Fresh Inflation Reports
On Tuesday, we’ll get the Labor Department’s latest Consumer Price Index (CPI) for May. The CPI is expected to have risen 0.2% in May, slowing slightly from a 0.4% rise in April. It’s projected to come in at an annual rate of 4.1%, down from 4.9% the month before. The core CPI, which excludes more volatile food and energy prices, is projected to have increased 0.4% last month and 5.3% year-over-year, slowing from 5.5% in April. The May Producer Price Index (PPI), which tracks wholesale inflation, will follow on Wednesday. Producer prices are expected to have fallen 0.1% in May after a 0.2% gain in April, while the annual rate is projected to slow to 1.5% from 2.3% the month before.
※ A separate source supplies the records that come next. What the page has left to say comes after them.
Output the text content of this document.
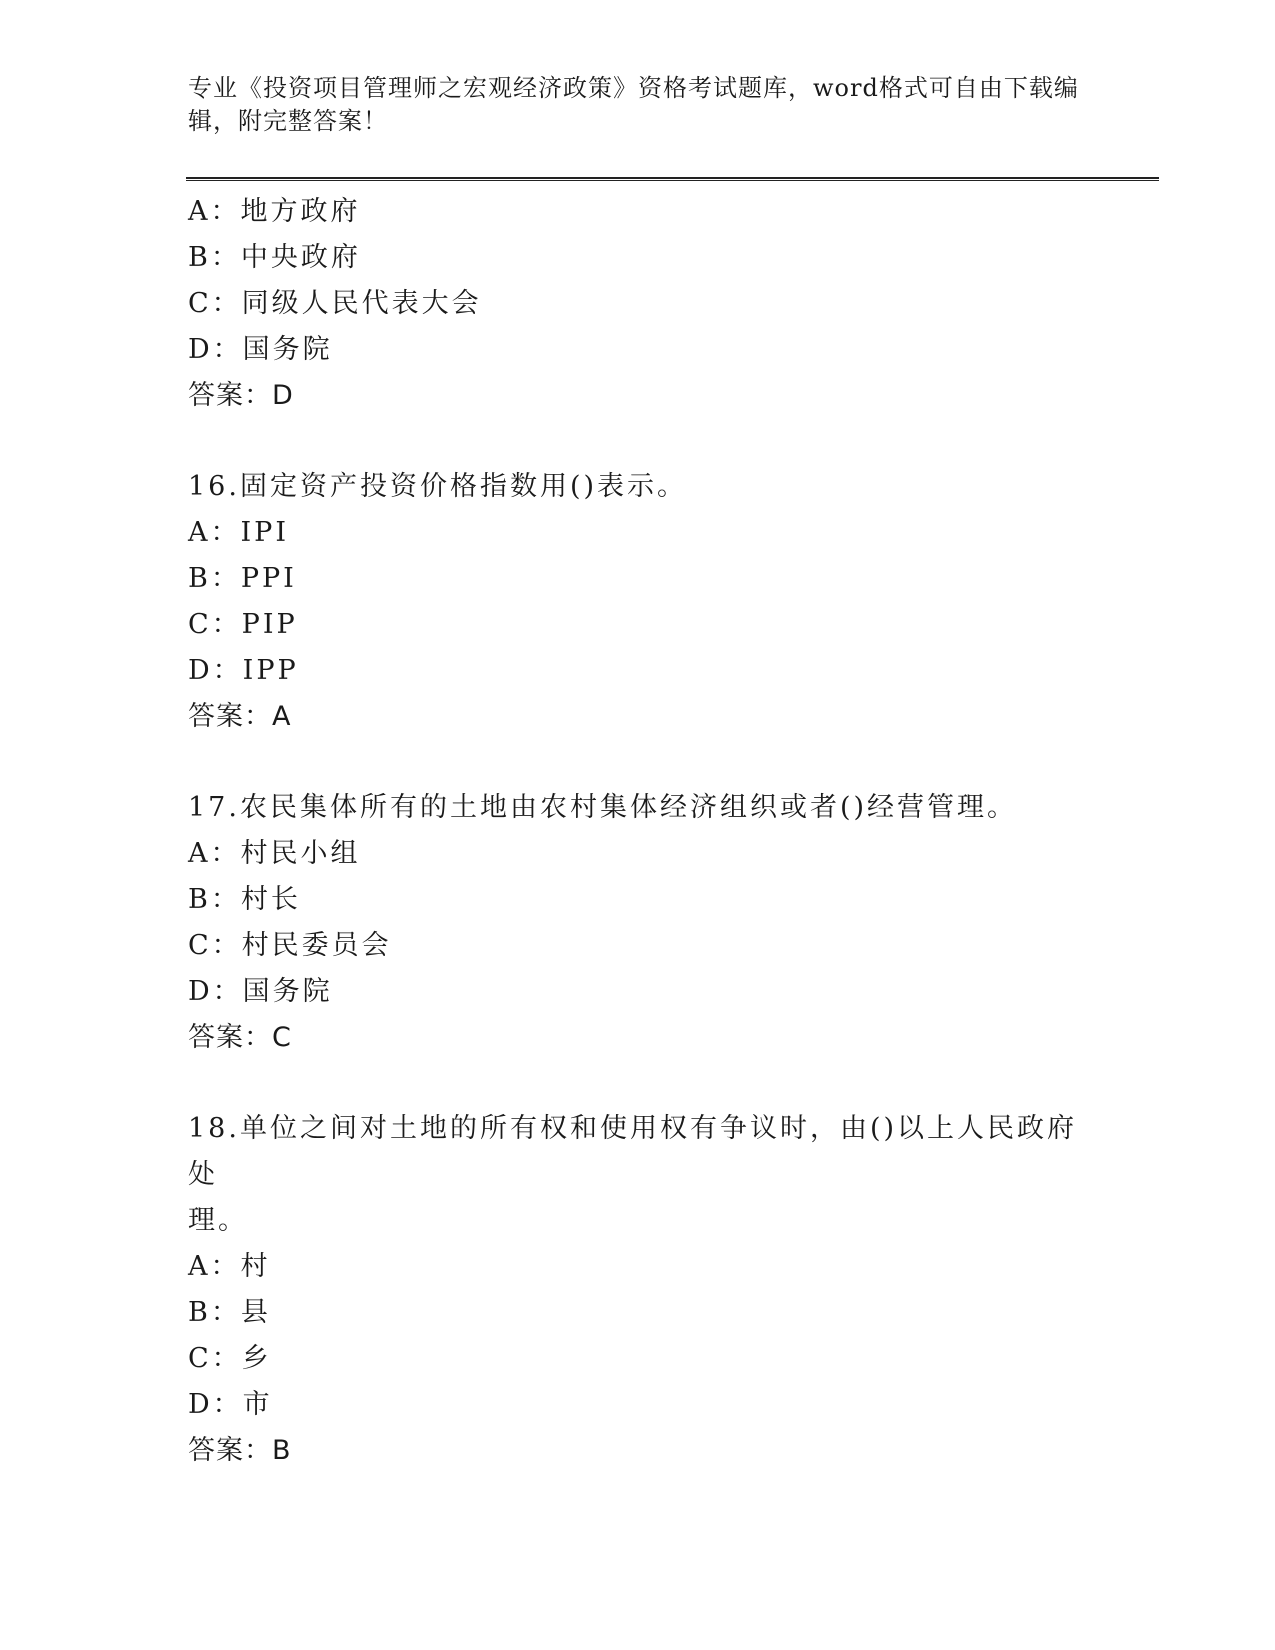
专业《投资项目管理师之宏观经济政策》资格考试题库，word格式可自由下载编辑，附完整答案！
A：地方政府
B：中央政府
C：同级人民代表大会
D：国务院
答案：D
16.固定资产投资价格指数用()表示。
A：IPI
B：PPI
C：PIP
D：IPP
答案：A
17.农民集体所有的土地由农村集体经济组织或者()经营管理。
A：村民小组
B：村长
C：村民委员会
D：国务院
答案：C
18.单位之间对土地的所有权和使用权有争议时，由()以上人民政府处
理。
A：村
B：县
C：乡
D：市
答案：B
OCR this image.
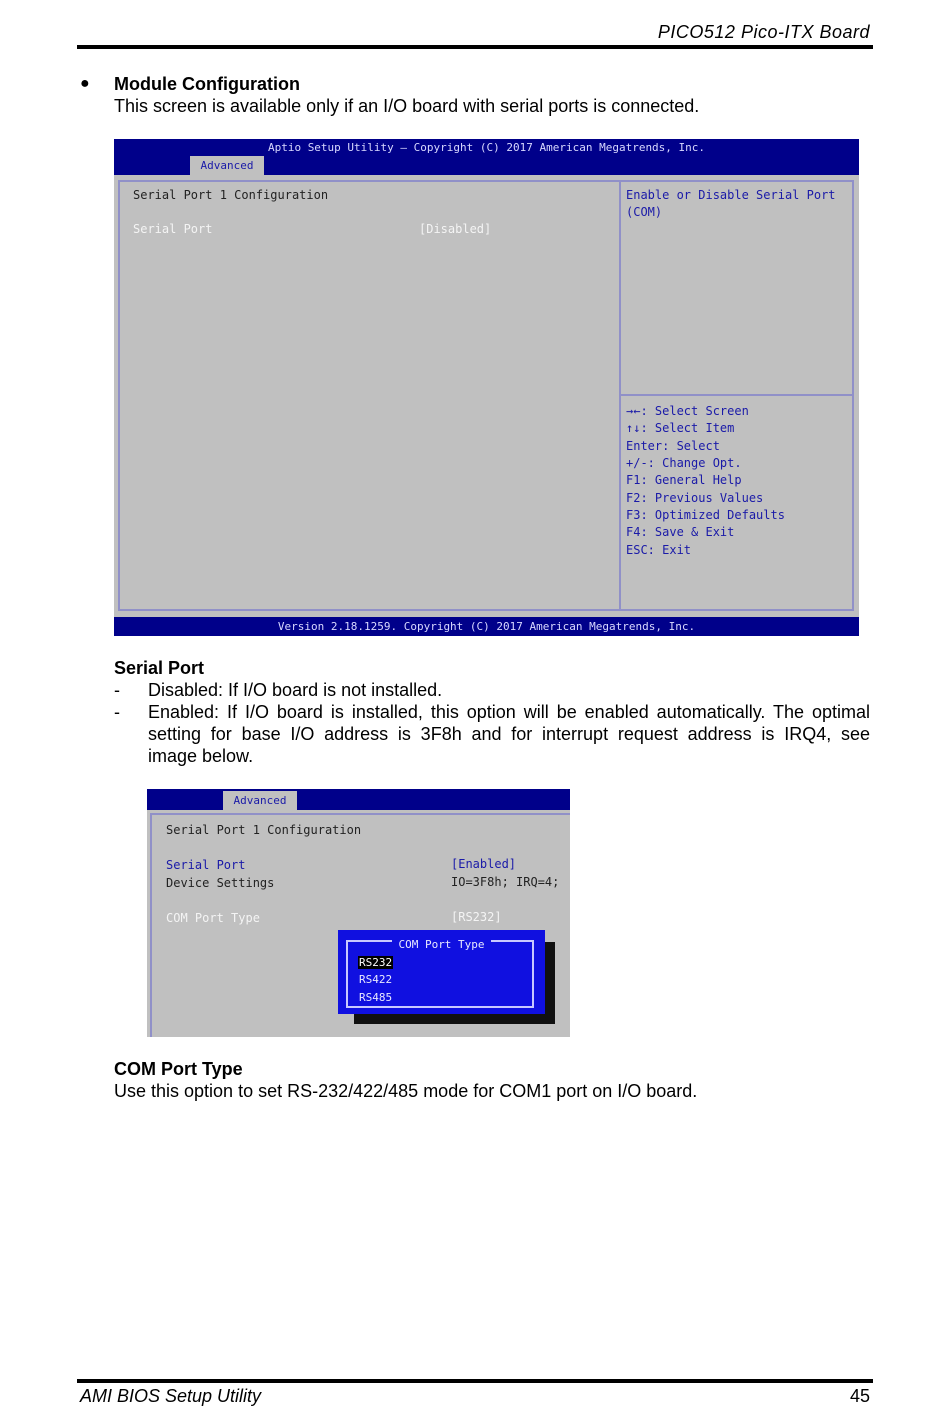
PICO512 Pico-ITX Board
● Module Configuration
This screen is available only if an I/O board with serial ports is connected.
Aptio Setup Utility – Copyright (C) 2017 American Megatrends, Inc.
Advanced
Serial Port 1 Configuration
Serial Port	[Disabled]
Enable or Disable Serial Port
(COM)
→←: Select Screen
↑↓: Select Item
Enter: Select
+/-: Change Opt.
F1: General Help
F2: Previous Values
F3: Optimized Defaults
F4: Save & Exit
ESC: Exit
Version 2.18.1259. Copyright (C) 2017 American Megatrends, Inc.
Serial Port
- Disabled: If I/O board is not installed.
- Enabled: If I/O board is installed, this option will be enabled automatically. The optimal
setting for base I/O address is 3F8h and for interrupt request address is IRQ4, see
image below.
Advanced
Serial Port 1 Configuration
Serial Port	[Enabled]
Device Settings	IO=3F8h; IRQ=4;
COM Port Type	[RS232]
COM Port Type
RS232
RS422
RS485
COM Port Type
Use this option to set RS-232/422/485 mode for COM1 port on I/O board.
AMI BIOS Setup Utility	45
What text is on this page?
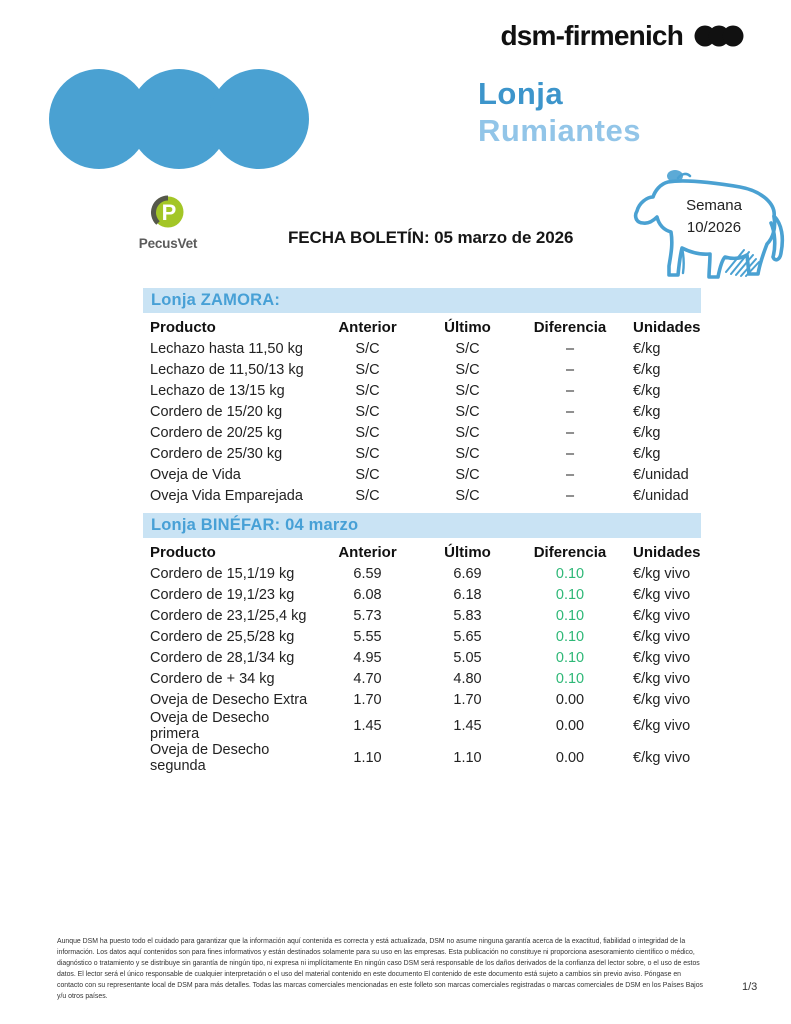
dsm-firmenich
Lonja
Rumiantes
P
PecusVet	FECHA BOLETÍN: 05 marzo de 2026
Semana
10/2026
Lonja ZAMORA:
Producto	Anterior	Último	Diferencia	Unidades
Lechazo hasta 11,50 kg	S/C	S/C	–	€/kg
Lechazo de 11,50/13 kg	S/C	S/C	–	€/kg
Lechazo de 13/15 kg	S/C	S/C	–	€/kg
Cordero de 15/20 kg	S/C	S/C	–	€/kg
Cordero de 20/25 kg	S/C	S/C	–	€/kg
Cordero de 25/30 kg	S/C	S/C	–	€/kg
Oveja de Vida	S/C	S/C	–	€/unidad
Oveja Vida Emparejada	S/C	S/C	–	€/unidad
Lonja BINÉFAR: 04 marzo
Producto	Anterior	Último	Diferencia	Unidades
Cordero de 15,1/19 kg	6.59	6.69	0.10	€/kg vivo
Cordero de 19,1/23 kg	6.08	6.18	0.10	€/kg vivo
Cordero de 23,1/25,4 kg	5.73	5.83	0.10	€/kg vivo
Cordero de 25,5/28 kg	5.55	5.65	0.10	€/kg vivo
Cordero de 28,1/34 kg	4.95	5.05	0.10	€/kg vivo
Cordero de + 34 kg	4.70	4.80	0.10	€/kg vivo
Oveja de Desecho Extra	1.70	1.70	0.00	€/kg vivo
Oveja de Desecho primera	1.45	1.45	0.00	€/kg vivo
Oveja de Desecho segunda	1.10	1.10	0.00	€/kg vivo
Aunque DSM ha puesto todo el cuidado para garantizar que la información aquí contenida es correcta y está actualizada, DSM no asume ninguna garantía acerca de la exactitud, fiabilidad o integridad de la información. Los datos aquí contenidos son para fines informativos y están destinados solamente para su uso en las empresas. Esta publicación no constituye ni proporciona asesoramiento científico o médico, diagnóstico o tratamiento y se distribuye sin garantía de ningún tipo, ni expresa ni implícitamente En ningún caso DSM será responsable de los daños derivados de la confianza del lector sobre, o el uso de estos datos. El lector será el único responsable de cualquier interpretación o el uso del material contenido en este documento El contenido de este documento está sujeto a cambios sin previo aviso. Póngase en contacto con su representante local de DSM para más detalles. Todas las marcas comerciales mencionadas en este folleto son marcas comerciales registradas o marcas comerciales de DSM en los Países Bajos y/u otros países.
1/3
Fed’s Interest Rate Decision
On Wednesday, the Federal Reserve’s Federal Open Market Committee (FOMC) will issue its decision on interest rates. The Fed has raised rates for the last ten meetings in an effort to cool inflation, which has come down from 2022 highs but remains elevated. The central bank is widely expected to pause interest rate hikes at next week’s meeting and keep the fed funds rate steady at its 5-5.25% range, with the CME Group’s FedWatch Tool projecting a 74.8% probability of a rate hike pause.
Update on Retail Sales
Next week will also bring an update on U.S. retail sales from the Census Bureau on Thursday, giving us insight on consumer shopping trends and how they have been affected by inflation. U.S. retail sales likely rose 0.5% in May after a 0.4% rise in April following two months of declines as inflation-weary shoppers pulled back. Online shopping and food were among the categories that saw an increase in sales in April, while home furnishings and electronics dropped.